Le suicide, en dix-huit mois, de vingt-quatre salariés de France Télécom a provoqué un tollé. Dans un pays qui présente un taux de suicide relativement élevé par rapport au reste de l’Europe de l’Ouest, la mort de ces salariés a fini par symboliser la maladresse avec laquelle était menée la restructuration de la société. Pour compenser le déclin de la téléphonie fixe, autrefois cœur de métier du groupe, Didier Lombard avait voulu développer de nouveaux services et activités. Mais, en déléguant trop la gestion quotidienne de France Telecom, il n’a pas pu sentir que cette réorganisation se passait mal. Il a ensuite été trop lent à réviser les pratiques de management qui étaient mises en accusation.

stephane-richard-453885.jpgC’est donc dès le 1er mars, et non en mai 2011, que Stéphane Richard, son remplaçant désigné, qui était de plus en plus impatient de reprendre le flambeau, va lui succéder. Didier Lombard demeurera président du groupe. Il est vrai que France Télécom a besoin, en son sein, de quelqu’un ayant une profonde connaissance du secteur des télécommunications mais, en l’état actuel des choses, Didier Lombard n’est pas la bonne personne pour cela. On voit mal comment lui et Stéphane Richard pourraient former un tandem de travail efficace, alors que sa simple présence empêche de tirer un trait sur les récents événements. Il ne doit pas retarder son départ.

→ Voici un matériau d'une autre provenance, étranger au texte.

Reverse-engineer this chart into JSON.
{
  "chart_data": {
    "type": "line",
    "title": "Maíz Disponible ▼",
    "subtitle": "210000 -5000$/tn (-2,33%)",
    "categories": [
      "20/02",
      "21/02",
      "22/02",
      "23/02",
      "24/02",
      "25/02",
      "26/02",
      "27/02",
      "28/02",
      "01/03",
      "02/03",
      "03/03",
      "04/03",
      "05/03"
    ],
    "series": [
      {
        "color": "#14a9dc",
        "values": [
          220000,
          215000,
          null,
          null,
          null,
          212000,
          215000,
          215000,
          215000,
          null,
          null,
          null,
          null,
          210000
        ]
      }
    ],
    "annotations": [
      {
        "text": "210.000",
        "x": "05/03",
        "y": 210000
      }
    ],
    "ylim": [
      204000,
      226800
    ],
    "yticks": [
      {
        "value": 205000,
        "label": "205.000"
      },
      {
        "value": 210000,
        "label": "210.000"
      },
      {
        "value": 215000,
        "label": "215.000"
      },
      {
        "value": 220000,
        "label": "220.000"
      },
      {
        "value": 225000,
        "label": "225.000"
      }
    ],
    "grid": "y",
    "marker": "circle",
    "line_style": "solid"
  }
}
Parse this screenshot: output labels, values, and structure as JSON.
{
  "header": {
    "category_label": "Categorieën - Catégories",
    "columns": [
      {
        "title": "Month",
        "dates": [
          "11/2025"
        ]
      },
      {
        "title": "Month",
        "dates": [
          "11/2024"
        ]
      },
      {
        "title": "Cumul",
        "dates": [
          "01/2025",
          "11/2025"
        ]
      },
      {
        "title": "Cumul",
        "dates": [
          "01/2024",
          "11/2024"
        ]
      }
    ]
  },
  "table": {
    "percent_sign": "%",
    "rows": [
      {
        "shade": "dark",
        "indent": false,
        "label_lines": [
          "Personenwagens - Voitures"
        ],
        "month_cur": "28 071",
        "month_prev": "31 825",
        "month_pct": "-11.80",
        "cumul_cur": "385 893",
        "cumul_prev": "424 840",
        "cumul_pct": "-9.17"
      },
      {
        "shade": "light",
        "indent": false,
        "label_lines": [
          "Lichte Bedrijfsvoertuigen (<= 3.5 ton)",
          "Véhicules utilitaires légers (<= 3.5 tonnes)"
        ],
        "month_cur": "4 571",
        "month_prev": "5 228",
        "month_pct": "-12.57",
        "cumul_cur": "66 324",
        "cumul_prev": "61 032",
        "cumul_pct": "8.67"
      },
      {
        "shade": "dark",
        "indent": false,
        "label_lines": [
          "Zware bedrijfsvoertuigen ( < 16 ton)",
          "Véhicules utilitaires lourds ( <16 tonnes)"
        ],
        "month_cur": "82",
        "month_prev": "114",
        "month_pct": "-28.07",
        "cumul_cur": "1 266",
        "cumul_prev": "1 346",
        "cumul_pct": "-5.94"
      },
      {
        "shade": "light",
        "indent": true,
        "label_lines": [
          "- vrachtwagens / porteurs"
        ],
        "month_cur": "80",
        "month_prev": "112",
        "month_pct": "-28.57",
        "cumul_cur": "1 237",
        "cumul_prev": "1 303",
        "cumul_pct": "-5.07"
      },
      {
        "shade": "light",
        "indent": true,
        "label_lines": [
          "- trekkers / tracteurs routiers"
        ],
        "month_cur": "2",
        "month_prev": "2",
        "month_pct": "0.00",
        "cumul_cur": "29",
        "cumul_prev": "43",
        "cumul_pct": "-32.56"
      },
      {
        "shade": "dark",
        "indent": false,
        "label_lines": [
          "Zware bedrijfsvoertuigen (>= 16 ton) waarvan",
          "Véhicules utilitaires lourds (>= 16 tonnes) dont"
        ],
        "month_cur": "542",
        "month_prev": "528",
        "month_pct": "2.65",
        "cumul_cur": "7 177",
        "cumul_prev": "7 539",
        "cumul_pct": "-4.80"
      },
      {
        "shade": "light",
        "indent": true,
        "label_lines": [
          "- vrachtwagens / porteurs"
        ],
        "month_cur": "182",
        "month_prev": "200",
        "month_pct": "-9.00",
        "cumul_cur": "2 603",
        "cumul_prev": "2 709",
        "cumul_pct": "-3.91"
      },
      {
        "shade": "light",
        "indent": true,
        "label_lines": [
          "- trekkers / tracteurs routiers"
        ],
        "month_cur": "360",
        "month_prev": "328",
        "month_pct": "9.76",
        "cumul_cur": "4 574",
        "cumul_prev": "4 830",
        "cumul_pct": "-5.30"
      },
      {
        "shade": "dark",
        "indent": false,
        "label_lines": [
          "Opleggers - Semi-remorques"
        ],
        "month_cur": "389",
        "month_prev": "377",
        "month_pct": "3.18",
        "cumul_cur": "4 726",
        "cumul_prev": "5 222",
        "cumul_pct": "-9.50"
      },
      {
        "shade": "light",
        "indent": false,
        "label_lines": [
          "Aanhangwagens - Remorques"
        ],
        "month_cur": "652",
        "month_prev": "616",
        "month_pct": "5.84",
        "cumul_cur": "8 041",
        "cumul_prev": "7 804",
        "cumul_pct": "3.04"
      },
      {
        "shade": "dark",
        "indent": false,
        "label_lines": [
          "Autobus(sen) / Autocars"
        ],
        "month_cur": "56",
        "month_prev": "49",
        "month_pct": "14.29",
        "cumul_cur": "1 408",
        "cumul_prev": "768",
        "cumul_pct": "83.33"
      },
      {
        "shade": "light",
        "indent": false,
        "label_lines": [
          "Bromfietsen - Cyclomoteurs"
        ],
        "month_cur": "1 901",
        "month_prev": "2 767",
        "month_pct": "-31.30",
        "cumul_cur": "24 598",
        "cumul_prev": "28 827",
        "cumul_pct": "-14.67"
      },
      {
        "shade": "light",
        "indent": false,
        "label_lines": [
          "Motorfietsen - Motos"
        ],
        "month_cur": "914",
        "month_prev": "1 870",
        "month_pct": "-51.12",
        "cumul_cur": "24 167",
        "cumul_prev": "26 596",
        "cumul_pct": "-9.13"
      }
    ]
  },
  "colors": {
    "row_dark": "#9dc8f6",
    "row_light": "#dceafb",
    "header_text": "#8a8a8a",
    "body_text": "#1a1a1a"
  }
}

Le gouvernement français, qui détient 27 % des parts de France Télécom, a sa part de responsabilité dans ce qui s’est passé. L’Etat a été un actionnaire déraisonnable. Il a provoqué des tensions insupportables en exigeant de France Télécom qu’il devienne un champion d’envergure mondiale, mais sans que des emplois français se trouvent sacrifiés. Il n’est pas étonnant que France Télécom ait eu des difficultés. Réduire les coûts aurait déjà été douloureux si le groupe avait eu les mains libres ; réduire les coûts tout en protégeant l’emploi ne pouvait que finir dans les larmes.

Un gouvernement peut très bien décider qu’une entreprise publique – ou partiellement publique – adopte des normes différentes de celles de ses concurrents privés dans la gestion de son personnel ou de ses clients. Il ne peut toutefois pas en exiger par la suite des performances égales ou supérieures à celles de concurrents qui ne sont pas soumis aux mêmes contraintes.


Pour que France Télécom prenne un nouveau départ, il faut d’abord que les responsables politiques français reconnaissent qu’ils ne peuvent pas avoir le beurre et l’argent du beurre.